Results: Tom's Hardware Storage Bench v1.0
Storage Bench v1.0 (Background Info)
Our Storage Bench incorporates all of the I/O from a trace recorded over two weeks. The process of replaying this sequence to capture performance gives us a bunch of numbers that aren't really intuitive at first glance. Most idle time gets expunged, leaving only the time that each benchmarked drive is actually busy working on host commands. So, by taking the ratio of that busy time and the the amount of data exchanged during the trace, we arrive at an average data rate (in MB/s) metric we can use to compare drives.
It's not quite a perfect system. The original trace captures the TRIM command in transit, but since the trace is played on a drive without a file system, TRIM wouldn't work even if it were sent during the trace replay (which, sadly, it isn't). Still, trace testing is a great way to capture periods of actual storage activity, a great companion to synthetic testing like Iometer.
Incompressible Data and Storage Bench v1.0
Also worth noting is the fact that our trace testing pushes incompressible data through the system's buffers to the drive getting benchmarked. So, when the trace replay plays back write activity, it's writing largely incompressible data. If we run our storage bench on a SandForce-based SSD, we can monitor the SMART attributes for a bit more insight.
|Mushkin Chronos Deluxe 120 GBSMART Attributes||RAW Value Increase|
|#242 Host Reads (in GB)||84 GB|
|#241 Host Writes (in GB)||142 GB|
|#233 Compressed NAND Writes (in GB)||149 GB|
Host reads are greatly outstripped by host writes to be sure. That's all baked into the trace. But with SandForce's inline deduplication/compression, you'd expect that the amount of information written to flash would be less than the host writes (unless the data is mostly incompressible, of course). For every 1 GB the host asked to be written, Mushkin's drive is forced to write 1.05 GB.
If our trace replay was just writing easy-to-compress zeros out of the buffer, we'd see writes to NAND as a fraction of host writes. This puts the tested drives on a more equal footing, regardless of the controller's ability to compress data on the fly.
Average Data Rate
The Storage Bench trace generates more than 140 GB worth of writes during testing. Obviously, this tends to penalize drives smaller than 180 GB and reward those with more than 256 GB of capacity.
Had I not securely erased the M6e myself and proceeded to repeat this test over and over, I wouldn't have believed the outcome. Despite multiple iterations on combinations of operating systems and platforms, 180 MB/s was the best I could originally manage. Frequently, the drive scored closer to half of that. The only other Marvell 9183-based drive in our test, SanDisk's A110 lands at 275 MB/s. Clearly, something was fishy. After troubleshooting several days away, I figured the issue out. What was the problem?
Secure erasing a PCIe SSD in Windows without a special tool from the drive vendor is a pain, in short. The device is frozen when the UEFI loads at boot, so normally you'd want to power cycle the drive.
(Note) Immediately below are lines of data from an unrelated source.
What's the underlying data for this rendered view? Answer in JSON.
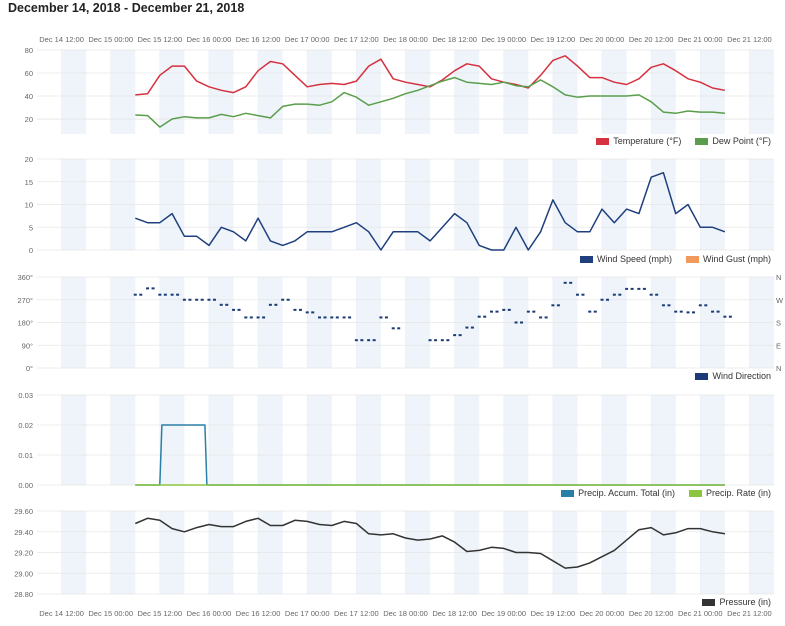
{
  "title": "December 14, 2018 - December 21, 2018",
  "colors": {
    "temperature": "#d6313e",
    "dew_point": "#5a9e4b",
    "wind_speed": "#1f3f7e",
    "wind_gust": "#f19a5c",
    "wind_direction": "#1a3a78",
    "precip_accum": "#2a7fa6",
    "precip_rate": "#8cc63f",
    "pressure": "#333333",
    "band": "#eef4fa",
    "grid": "#e6e6e6"
  },
  "x_axis": {
    "range": [
      "2018-12-14 06:00",
      "2018-12-21 18:00"
    ],
    "ticks": [
      {
        "label": "Dec 14 12:00",
        "time": "2018-12-14 12:00"
      },
      {
        "label": "Dec 15 00:00",
        "time": "2018-12-15 00:00"
      },
      {
        "label": "Dec 15 12:00",
        "time": "2018-12-15 12:00"
      },
      {
        "label": "Dec 16 00:00",
        "time": "2018-12-16 00:00"
      },
      {
        "label": "Dec 16 12:00",
        "time": "2018-12-16 12:00"
      },
      {
        "label": "Dec 17 00:00",
        "time": "2018-12-17 00:00"
      },
      {
        "label": "Dec 17 12:00",
        "time": "2018-12-17 12:00"
      },
      {
        "label": "Dec 18 00:00",
        "time": "2018-12-18 00:00"
      },
      {
        "label": "Dec 18 12:00",
        "time": "2018-12-18 12:00"
      },
      {
        "label": "Dec 19 00:00",
        "time": "2018-12-19 00:00"
      },
      {
        "label": "Dec 19 12:00",
        "time": "2018-12-19 12:00"
      },
      {
        "label": "Dec 20 00:00",
        "time": "2018-12-20 00:00"
      },
      {
        "label": "Dec 20 12:00",
        "time": "2018-12-20 12:00"
      },
      {
        "label": "Dec 21 00:00",
        "time": "2018-12-21 00:00"
      },
      {
        "label": "Dec 21 12:00",
        "time": "2018-12-21 12:00"
      }
    ],
    "band_hours": 6
  },
  "chart_data": [
    {
      "id": "temperature",
      "type": "line",
      "ylim": [
        7,
        80
      ],
      "yticks": [
        {
          "v": 20,
          "label": "20"
        },
        {
          "v": 40,
          "label": "40"
        },
        {
          "v": 60,
          "label": "60"
        },
        {
          "v": 80,
          "label": "80"
        }
      ],
      "series": [
        {
          "name": "Temperature (°F)",
          "color_key": "temperature",
          "start": "2018-12-15 06:00",
          "step_hours": 3,
          "values": [
            41,
            42,
            58,
            66,
            66,
            53,
            48,
            45,
            43,
            48,
            62,
            70,
            68,
            58,
            48,
            50,
            51,
            50,
            53,
            66,
            72,
            55,
            52,
            50,
            48,
            54,
            62,
            68,
            66,
            55,
            52,
            50,
            47,
            58,
            71,
            75,
            66,
            56,
            56,
            52,
            50,
            55,
            65,
            68,
            62,
            55,
            52,
            47,
            45
          ]
        },
        {
          "name": "Dew Point (°F)",
          "color_key": "dew_point",
          "start": "2018-12-15 06:00",
          "step_hours": 3,
          "values": [
            23.5,
            23,
            13,
            20,
            22,
            21,
            21,
            24,
            22,
            25,
            23,
            21,
            31,
            33,
            33,
            32,
            35,
            43,
            39,
            32,
            35,
            38,
            42,
            45,
            49,
            53,
            56,
            52,
            51,
            50,
            52,
            49,
            48,
            54,
            48,
            41,
            39,
            40,
            40,
            40,
            40,
            41,
            35,
            26,
            25,
            27,
            26,
            26,
            25
          ]
        }
      ]
    },
    {
      "id": "wind",
      "type": "line",
      "ylim": [
        0,
        20
      ],
      "yticks": [
        {
          "v": 0,
          "label": "0"
        },
        {
          "v": 5,
          "label": "5"
        },
        {
          "v": 10,
          "label": "10"
        },
        {
          "v": 15,
          "label": "15"
        },
        {
          "v": 20,
          "label": "20"
        }
      ],
      "series": [
        {
          "name": "Wind Speed (mph)",
          "color_key": "wind_speed",
          "start": "2018-12-15 06:00",
          "step_hours": 3,
          "values": [
            7,
            6,
            6,
            8,
            3,
            3,
            1,
            5,
            4,
            2,
            7,
            2,
            1,
            2,
            4,
            4,
            4,
            5,
            6,
            4,
            0,
            4,
            4,
            4,
            2,
            5,
            8,
            6,
            1,
            0,
            0,
            5,
            0,
            4,
            11,
            6,
            4,
            4,
            9,
            6,
            9,
            8,
            16,
            17,
            8,
            10,
            5,
            5,
            4
          ]
        },
        {
          "name": "Wind Gust (mph)",
          "color_key": "wind_gust",
          "values": []
        }
      ]
    },
    {
      "id": "wind_direction",
      "type": "scatter",
      "ylim": [
        0,
        360
      ],
      "yticks": [
        {
          "v": 0,
          "label": "0°",
          "compass": "N"
        },
        {
          "v": 90,
          "label": "90°",
          "compass": "E"
        },
        {
          "v": 180,
          "label": "180°",
          "compass": "S"
        },
        {
          "v": 270,
          "label": "270°",
          "compass": "W"
        },
        {
          "v": 360,
          "label": "360°",
          "compass": "N"
        }
      ],
      "series": [
        {
          "name": "Wind Direction",
          "color_key": "wind_direction",
          "start": "2018-12-15 06:00",
          "step_hours": 3,
          "values": [
            290,
            315,
            290,
            290,
            270,
            270,
            270,
            250,
            230,
            200,
            200,
            250,
            270,
            230,
            220,
            200,
            200,
            200,
            110,
            110,
            200,
            157,
            null,
            null,
            110,
            110,
            130,
            160,
            203,
            223,
            230,
            180,
            223,
            200,
            248,
            337,
            290,
            223,
            270,
            290,
            313,
            313,
            290,
            248,
            223,
            220,
            248,
            223,
            203
          ]
        }
      ]
    },
    {
      "id": "precipitation",
      "type": "line",
      "ylim": [
        0,
        0.03
      ],
      "yticks": [
        {
          "v": 0,
          "label": "0.00"
        },
        {
          "v": 0.01,
          "label": "0.01"
        },
        {
          "v": 0.02,
          "label": "0.02"
        },
        {
          "v": 0.03,
          "label": "0.03"
        }
      ],
      "series": [
        {
          "name": "Precip. Accum. Total (in)",
          "color_key": "precip_accum",
          "points": [
            [
              "2018-12-15 06:00",
              0
            ],
            [
              "2018-12-15 12:00",
              0
            ],
            [
              "2018-12-15 12:30",
              0.02
            ],
            [
              "2018-12-15 23:00",
              0.02
            ],
            [
              "2018-12-15 23:30",
              0
            ],
            [
              "2018-12-21 06:00",
              0
            ]
          ]
        },
        {
          "name": "Precip. Rate (in)",
          "color_key": "precip_rate",
          "points": [
            [
              "2018-12-15 06:00",
              0
            ],
            [
              "2018-12-21 06:00",
              0
            ]
          ]
        }
      ]
    },
    {
      "id": "pressure",
      "type": "line",
      "ylim": [
        28.8,
        29.6
      ],
      "yticks": [
        {
          "v": 28.8,
          "label": "28.80"
        },
        {
          "v": 29.0,
          "label": "29.00"
        },
        {
          "v": 29.2,
          "label": "29.20"
        },
        {
          "v": 29.4,
          "label": "29.40"
        },
        {
          "v": 29.6,
          "label": "29.60"
        }
      ],
      "series": [
        {
          "name": "Pressure (in)",
          "color_key": "pressure",
          "start": "2018-12-15 06:00",
          "step_hours": 3,
          "values": [
            29.48,
            29.53,
            29.51,
            29.43,
            29.4,
            29.44,
            29.47,
            29.45,
            29.45,
            29.5,
            29.53,
            29.46,
            29.46,
            29.51,
            29.5,
            29.47,
            29.46,
            29.5,
            29.48,
            29.38,
            29.37,
            29.38,
            29.34,
            29.32,
            29.33,
            29.36,
            29.3,
            29.21,
            29.22,
            29.25,
            29.24,
            29.2,
            29.2,
            29.19,
            29.12,
            29.05,
            29.06,
            29.1,
            29.16,
            29.22,
            29.32,
            29.42,
            29.44,
            29.37,
            29.39,
            29.43,
            29.43,
            29.4,
            29.38
          ]
        }
      ]
    }
  ]
}
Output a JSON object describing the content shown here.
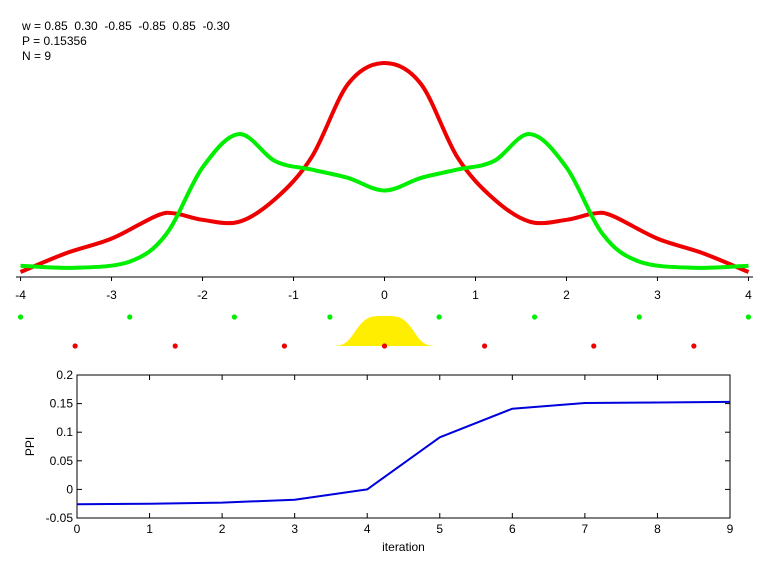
{
  "header": {
    "w_text": "w = 0.85  0.30  -0.85  -0.85  0.85  -0.30",
    "p_text": "P = 0.15356",
    "n_text": "N = 9"
  },
  "colors": {
    "red_curve": "#ee0000",
    "green_curve": "#00ee00",
    "blue_line": "#0000dd",
    "yellow_fill": "#ffee00"
  },
  "chart_data": [
    {
      "type": "line",
      "title": "",
      "xlabel": "",
      "ylabel": "",
      "xlim": [
        -4.05,
        4.05
      ],
      "xticks": [
        -4,
        -3,
        -2,
        -1,
        0,
        1,
        2,
        3,
        4
      ],
      "axis_style": "bottom-only",
      "series": [
        {
          "color": "#ee0000",
          "x": [
            -4.0,
            -3.5,
            -3.0,
            -2.5,
            -2.3,
            -2.0,
            -1.6,
            -1.2,
            -0.8,
            -0.4,
            0.0,
            0.4,
            0.8,
            1.2,
            1.6,
            2.0,
            2.3,
            2.5,
            3.0,
            3.5,
            4.0
          ],
          "y": [
            0.0,
            0.09,
            0.16,
            0.27,
            0.28,
            0.25,
            0.24,
            0.35,
            0.55,
            0.9,
            1.0,
            0.9,
            0.55,
            0.35,
            0.24,
            0.25,
            0.28,
            0.27,
            0.16,
            0.09,
            0.0
          ]
        },
        {
          "color": "#00ee00",
          "x": [
            -4.0,
            -3.4,
            -2.8,
            -2.4,
            -2.0,
            -1.6,
            -1.2,
            -0.8,
            -0.4,
            0.0,
            0.4,
            0.8,
            1.2,
            1.6,
            2.0,
            2.4,
            2.8,
            3.4,
            4.0
          ],
          "y": [
            0.03,
            0.02,
            0.05,
            0.18,
            0.5,
            0.66,
            0.53,
            0.49,
            0.45,
            0.39,
            0.45,
            0.49,
            0.53,
            0.66,
            0.5,
            0.18,
            0.05,
            0.02,
            0.03
          ]
        }
      ]
    },
    {
      "type": "scatter",
      "title": "",
      "series": [
        {
          "color": "#00ee00",
          "x": [
            -4.0,
            -2.8,
            -1.65,
            -0.6,
            0.6,
            1.65,
            2.8,
            4.0
          ]
        },
        {
          "color": "#ee0000",
          "x": [
            -3.4,
            -2.3,
            -1.1,
            0.0,
            1.1,
            2.3,
            3.4
          ]
        }
      ],
      "yellow_bump": {
        "type": "area",
        "center": 0.0,
        "halfwidth": 0.7
      }
    },
    {
      "type": "line",
      "title": "",
      "xlabel": "iteration",
      "ylabel": "PPI",
      "xlim": [
        0,
        9
      ],
      "ylim": [
        -0.05,
        0.2
      ],
      "xticks": [
        0,
        1,
        2,
        3,
        4,
        5,
        6,
        7,
        8,
        9
      ],
      "yticks": [
        -0.05,
        0,
        0.05,
        0.1,
        0.15,
        0.2
      ],
      "ytick_labels": [
        "-0.05",
        "0",
        "0.05",
        "0.1",
        "0.15",
        "0.2"
      ],
      "series": [
        {
          "color": "#0000dd",
          "x": [
            0,
            1,
            2,
            3,
            4,
            5,
            6,
            7,
            8,
            9
          ],
          "y": [
            -0.026,
            -0.025,
            -0.023,
            -0.018,
            0.0,
            0.091,
            0.141,
            0.151,
            0.152,
            0.153
          ]
        }
      ]
    }
  ]
}
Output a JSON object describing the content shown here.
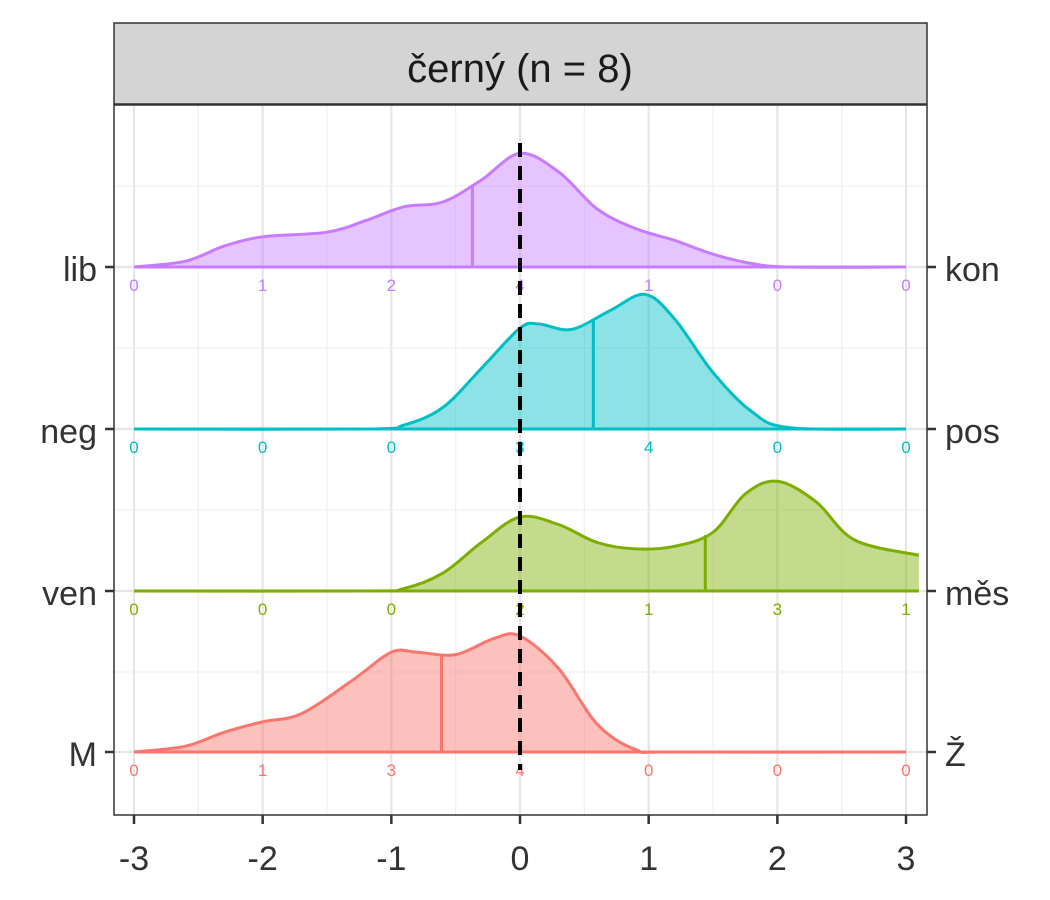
{
  "chart_data": {
    "type": "ridgeline",
    "title": "černý (n = 8)",
    "xlabel": "",
    "ylabel": "",
    "xlim": [
      -3.1,
      3.1
    ],
    "x_ticks": [
      -3,
      -2,
      -1,
      0,
      1,
      2,
      3
    ],
    "x_tick_labels": [
      "-3",
      "-2",
      "-1",
      "0",
      "1",
      "2",
      "3"
    ],
    "reference_line_x": 0,
    "grid": true,
    "series": [
      {
        "left_label": "lib",
        "right_label": "kon",
        "color": "#c77cff",
        "counts": [
          "0",
          "1",
          "2",
          "4",
          "1",
          "0",
          "0"
        ],
        "mean": -0.37,
        "density_x": [
          -3.0,
          -2.6,
          -2.3,
          -2.0,
          -1.5,
          -1.2,
          -0.9,
          -0.6,
          -0.3,
          0.0,
          0.3,
          0.6,
          0.9,
          1.2,
          1.5,
          1.8,
          2.1,
          3.0
        ],
        "density_y": [
          0.0,
          0.05,
          0.18,
          0.26,
          0.3,
          0.4,
          0.52,
          0.56,
          0.75,
          0.98,
          0.82,
          0.5,
          0.33,
          0.23,
          0.11,
          0.03,
          0.0,
          0.0
        ]
      },
      {
        "left_label": "neg",
        "right_label": "pos",
        "color": "#00bfc4",
        "counts": [
          "0",
          "0",
          "0",
          "3",
          "4",
          "0",
          "0"
        ],
        "mean": 0.57,
        "density_x": [
          -3.0,
          -1.2,
          -0.9,
          -0.6,
          -0.3,
          0.0,
          0.15,
          0.4,
          0.7,
          0.97,
          1.2,
          1.5,
          1.8,
          2.1,
          3.0
        ],
        "density_y": [
          0.0,
          0.0,
          0.03,
          0.16,
          0.45,
          0.75,
          0.78,
          0.74,
          0.88,
          1.0,
          0.82,
          0.42,
          0.13,
          0.01,
          0.0
        ],
        "y_scale": 1.16
      },
      {
        "left_label": "ven",
        "right_label": "měs",
        "color": "#7cae00",
        "counts": [
          "0",
          "0",
          "0",
          "2",
          "1",
          "3",
          "1"
        ],
        "mean": 1.44,
        "density_x": [
          -3.0,
          -1.2,
          -0.9,
          -0.6,
          -0.3,
          0.0,
          0.3,
          0.6,
          0.9,
          1.2,
          1.5,
          1.75,
          2.0,
          2.3,
          2.6,
          3.1
        ],
        "density_y": [
          0.0,
          0.0,
          0.02,
          0.14,
          0.38,
          0.58,
          0.52,
          0.38,
          0.33,
          0.35,
          0.46,
          0.76,
          0.86,
          0.7,
          0.4,
          0.28
        ],
        "y_scale": 1.1
      },
      {
        "left_label": "M",
        "right_label": "Ž",
        "color": "#f8766d",
        "counts": [
          "0",
          "1",
          "3",
          "4",
          "0",
          "0",
          "0"
        ],
        "mean": -0.61,
        "density_x": [
          -3.0,
          -2.6,
          -2.3,
          -2.0,
          -1.7,
          -1.3,
          -1.0,
          -0.8,
          -0.5,
          -0.2,
          0.0,
          0.3,
          0.6,
          0.9,
          1.2,
          3.0
        ],
        "density_y": [
          0.0,
          0.05,
          0.17,
          0.26,
          0.33,
          0.62,
          0.86,
          0.86,
          0.84,
          0.98,
          1.0,
          0.72,
          0.24,
          0.02,
          0.0,
          0.0
        ],
        "y_scale": 1.0
      }
    ]
  }
}
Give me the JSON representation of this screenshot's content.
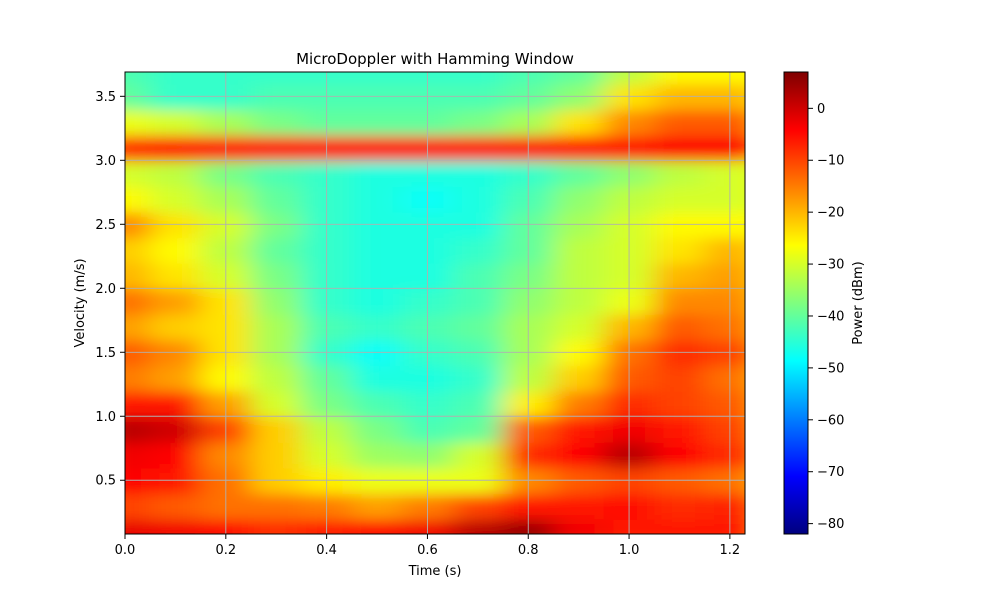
{
  "chart_data": {
    "type": "heatmap",
    "title": "MicroDoppler with Hamming Window",
    "xlabel": "Time (s)",
    "ylabel": "Velocity (m/s)",
    "colorbar_label": "Power (dBm)",
    "colormap": "jet",
    "xlim": [
      0.0,
      1.23
    ],
    "ylim": [
      0.08,
      3.69
    ],
    "clim": [
      -82,
      7
    ],
    "grid": true,
    "x_ticks": [
      0.0,
      0.2,
      0.4,
      0.6,
      0.8,
      1.0,
      1.2
    ],
    "x_tick_labels": [
      "0.0",
      "0.2",
      "0.4",
      "0.6",
      "0.8",
      "1.0",
      "1.2"
    ],
    "y_ticks": [
      0.5,
      1.0,
      1.5,
      2.0,
      2.5,
      3.0,
      3.5
    ],
    "y_tick_labels": [
      "0.5",
      "1.0",
      "1.5",
      "2.0",
      "2.5",
      "3.0",
      "3.5"
    ],
    "colorbar_ticks": [
      0,
      -10,
      -20,
      -30,
      -40,
      -50,
      -60,
      -70,
      -80
    ],
    "colorbar_tick_labels": [
      "0",
      "−10",
      "−20",
      "−30",
      "−40",
      "−50",
      "−60",
      "−70",
      "−80"
    ],
    "time": [
      0.0,
      0.1,
      0.2,
      0.3,
      0.4,
      0.5,
      0.6,
      0.7,
      0.8,
      0.9,
      1.0,
      1.1,
      1.2
    ],
    "velocity": [
      0.1,
      0.3,
      0.5,
      0.7,
      0.9,
      1.1,
      1.3,
      1.5,
      1.7,
      1.9,
      2.1,
      2.3,
      2.5,
      2.7,
      2.9,
      3.1,
      3.3,
      3.5,
      3.7
    ],
    "power_dbm": [
      [
        -2,
        -3,
        -4,
        -8,
        -6,
        -4,
        -3,
        2,
        5,
        -3,
        -6,
        -6,
        -6
      ],
      [
        -10,
        -12,
        -14,
        -14,
        -15,
        -18,
        -15,
        -10,
        -6,
        -6,
        -5,
        -8,
        -7
      ],
      [
        -4,
        -6,
        -14,
        -22,
        -25,
        -28,
        -28,
        -28,
        -16,
        -12,
        -10,
        -12,
        -14
      ],
      [
        -3,
        -4,
        -16,
        -22,
        -30,
        -35,
        -36,
        -30,
        -8,
        -4,
        2,
        -4,
        -8
      ],
      [
        2,
        0,
        -10,
        -22,
        -32,
        -38,
        -42,
        -40,
        -12,
        -6,
        -3,
        -6,
        -10
      ],
      [
        -6,
        -6,
        -18,
        -30,
        -38,
        -42,
        -44,
        -42,
        -25,
        -15,
        -8,
        -10,
        -12
      ],
      [
        -15,
        -18,
        -26,
        -32,
        -40,
        -46,
        -46,
        -44,
        -32,
        -22,
        -12,
        -10,
        -14
      ],
      [
        -12,
        -16,
        -24,
        -34,
        -44,
        -48,
        -44,
        -42,
        -34,
        -26,
        -14,
        -8,
        -10
      ],
      [
        -18,
        -22,
        -24,
        -34,
        -42,
        -44,
        -42,
        -40,
        -34,
        -30,
        -20,
        -12,
        -14
      ],
      [
        -14,
        -18,
        -24,
        -36,
        -44,
        -46,
        -44,
        -42,
        -36,
        -32,
        -28,
        -16,
        -16
      ],
      [
        -20,
        -24,
        -30,
        -38,
        -44,
        -46,
        -46,
        -42,
        -38,
        -32,
        -30,
        -20,
        -18
      ],
      [
        -22,
        -26,
        -32,
        -40,
        -44,
        -46,
        -46,
        -44,
        -40,
        -32,
        -30,
        -24,
        -20
      ],
      [
        -16,
        -24,
        -30,
        -38,
        -44,
        -46,
        -46,
        -46,
        -40,
        -34,
        -30,
        -26,
        -26
      ],
      [
        -26,
        -30,
        -34,
        -40,
        -44,
        -46,
        -48,
        -46,
        -42,
        -36,
        -32,
        -30,
        -30
      ],
      [
        -30,
        -32,
        -38,
        -42,
        -44,
        -46,
        -46,
        -46,
        -44,
        -40,
        -36,
        -32,
        -30
      ],
      [
        -8,
        -6,
        -6,
        -6,
        -6,
        -6,
        -6,
        -6,
        -6,
        -6,
        -6,
        -4,
        -4
      ],
      [
        -28,
        -30,
        -34,
        -38,
        -40,
        -40,
        -40,
        -38,
        -34,
        -24,
        -16,
        -12,
        -12
      ],
      [
        -40,
        -44,
        -44,
        -42,
        -42,
        -42,
        -42,
        -42,
        -40,
        -36,
        -24,
        -20,
        -20
      ],
      [
        -42,
        -44,
        -44,
        -44,
        -44,
        -44,
        -44,
        -44,
        -42,
        -40,
        -32,
        -26,
        -26
      ]
    ],
    "colors": {
      "grid": "#b0b0b0",
      "jet": [
        "#00007f",
        "#0000ff",
        "#007fff",
        "#00ffff",
        "#7fff7f",
        "#ffff00",
        "#ff7f00",
        "#ff0000",
        "#7f0000"
      ]
    }
  }
}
With a SATA-attached SSD, you can disconnect its power and plug it back in. A PCIe card requires more creativity. My workaround appeared to work, and the secure erase was reported as successful. But in reality, nothing was getting wiped.
Once I was able to confirm the secure erase, the results improve to 245 MB/s. In theory, that should be indicative of excellent service times on the next page.
In other news, the M5 Pro and newer M6S/M6M models fare quite well, dispatching a significant share of the field and coming within striking distance of the PCI Express-based M6e.